Une attaque en mars dernier à l’arme blanche a fait 29 morts dans la gare de Kunming, au Yunnan, et un attentat – suicide a causé la mort de 43 personnes en mai dernier dans la capitale régionale d’Urumqi. A la suite de ces incidents meurtriers, l’ensemble de la population du Xinjiang a été soumise à d’intenses restrictions et la politique de répression menée par Pékin dans la région s’est durcie. La période du Ramadan a donné lieu à des nombreuses mesures de rétorsion de la part des autorités, qui ont fait réagir la communauté internationale elle-même.

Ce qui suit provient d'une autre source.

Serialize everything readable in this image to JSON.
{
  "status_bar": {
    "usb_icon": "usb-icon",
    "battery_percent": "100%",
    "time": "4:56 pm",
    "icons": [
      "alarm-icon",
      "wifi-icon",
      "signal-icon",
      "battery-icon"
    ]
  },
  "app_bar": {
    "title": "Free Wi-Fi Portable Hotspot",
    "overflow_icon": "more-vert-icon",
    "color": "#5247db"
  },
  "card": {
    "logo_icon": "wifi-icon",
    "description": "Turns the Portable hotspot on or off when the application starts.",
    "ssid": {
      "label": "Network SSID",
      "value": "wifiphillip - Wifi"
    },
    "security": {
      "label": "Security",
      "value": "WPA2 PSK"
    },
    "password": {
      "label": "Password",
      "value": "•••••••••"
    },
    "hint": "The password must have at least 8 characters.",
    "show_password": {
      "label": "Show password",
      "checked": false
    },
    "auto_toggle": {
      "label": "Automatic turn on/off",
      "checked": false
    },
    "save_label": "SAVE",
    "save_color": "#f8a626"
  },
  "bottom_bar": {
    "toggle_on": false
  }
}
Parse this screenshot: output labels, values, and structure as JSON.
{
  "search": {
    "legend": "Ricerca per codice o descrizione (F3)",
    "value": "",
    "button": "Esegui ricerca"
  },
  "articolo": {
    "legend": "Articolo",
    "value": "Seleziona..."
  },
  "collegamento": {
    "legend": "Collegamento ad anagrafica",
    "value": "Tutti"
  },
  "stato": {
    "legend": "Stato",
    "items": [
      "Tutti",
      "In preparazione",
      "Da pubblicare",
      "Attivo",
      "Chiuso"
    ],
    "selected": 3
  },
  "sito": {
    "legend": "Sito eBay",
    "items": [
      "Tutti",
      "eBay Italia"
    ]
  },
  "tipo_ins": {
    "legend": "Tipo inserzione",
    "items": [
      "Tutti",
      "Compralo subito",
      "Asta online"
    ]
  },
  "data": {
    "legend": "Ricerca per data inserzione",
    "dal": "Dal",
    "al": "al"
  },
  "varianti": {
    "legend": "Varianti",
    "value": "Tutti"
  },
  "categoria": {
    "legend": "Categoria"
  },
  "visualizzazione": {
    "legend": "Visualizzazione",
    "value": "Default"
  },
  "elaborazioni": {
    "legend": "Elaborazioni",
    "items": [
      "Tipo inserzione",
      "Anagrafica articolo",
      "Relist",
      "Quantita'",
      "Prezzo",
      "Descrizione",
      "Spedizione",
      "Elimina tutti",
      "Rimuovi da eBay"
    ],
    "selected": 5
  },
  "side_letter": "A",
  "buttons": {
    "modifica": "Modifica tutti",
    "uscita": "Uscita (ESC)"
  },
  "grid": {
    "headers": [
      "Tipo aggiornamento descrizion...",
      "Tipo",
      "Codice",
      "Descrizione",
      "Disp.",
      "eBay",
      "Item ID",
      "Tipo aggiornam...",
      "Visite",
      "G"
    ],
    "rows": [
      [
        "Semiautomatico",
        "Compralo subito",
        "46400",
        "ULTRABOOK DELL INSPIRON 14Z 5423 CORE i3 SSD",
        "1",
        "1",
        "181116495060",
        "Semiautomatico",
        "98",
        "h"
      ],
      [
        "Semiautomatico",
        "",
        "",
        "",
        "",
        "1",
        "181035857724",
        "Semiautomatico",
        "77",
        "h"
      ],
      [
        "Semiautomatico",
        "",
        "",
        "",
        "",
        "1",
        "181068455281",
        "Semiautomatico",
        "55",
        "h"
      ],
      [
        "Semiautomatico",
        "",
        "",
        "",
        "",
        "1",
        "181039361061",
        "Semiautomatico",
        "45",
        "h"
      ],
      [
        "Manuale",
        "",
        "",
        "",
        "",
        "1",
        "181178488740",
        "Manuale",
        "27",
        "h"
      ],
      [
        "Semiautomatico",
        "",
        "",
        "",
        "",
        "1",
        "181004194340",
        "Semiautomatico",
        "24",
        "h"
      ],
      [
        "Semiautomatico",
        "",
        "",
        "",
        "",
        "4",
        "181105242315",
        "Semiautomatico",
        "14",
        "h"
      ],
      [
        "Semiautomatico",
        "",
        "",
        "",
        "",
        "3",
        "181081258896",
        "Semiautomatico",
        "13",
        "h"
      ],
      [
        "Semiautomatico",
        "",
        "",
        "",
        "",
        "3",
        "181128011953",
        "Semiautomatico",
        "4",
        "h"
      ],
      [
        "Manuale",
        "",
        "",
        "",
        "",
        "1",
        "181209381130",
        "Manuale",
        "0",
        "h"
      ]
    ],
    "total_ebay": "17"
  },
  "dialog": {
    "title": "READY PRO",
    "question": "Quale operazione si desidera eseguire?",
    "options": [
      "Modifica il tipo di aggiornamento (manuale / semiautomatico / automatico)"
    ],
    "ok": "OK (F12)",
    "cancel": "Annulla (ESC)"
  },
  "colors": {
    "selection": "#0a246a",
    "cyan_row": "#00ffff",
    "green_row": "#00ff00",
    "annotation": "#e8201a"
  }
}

Un groupe de « terroristes ouïghours armés de couteaux » a attaqué le 28 juillet les bâtiments administratifs et le poste de police d’Elishku situé dans le district de Shache (Yarkand), appartenant à la préfecture de Kashgar au Xinjiang, a rapporté l’agence Xinhua. La police, explique le média officiel, a dû riposter par balles, en état de légitime défense. Le bilan de l’affrontement serait de 96 morts, soit 37 civils et 59 « terroristes ».
Une version des faits totalement contestée par différentes ONG de défense des droits de l’homme ainsi que le Congrès mondial ouïghour (CMO), organisation en exil basée en Allemagne.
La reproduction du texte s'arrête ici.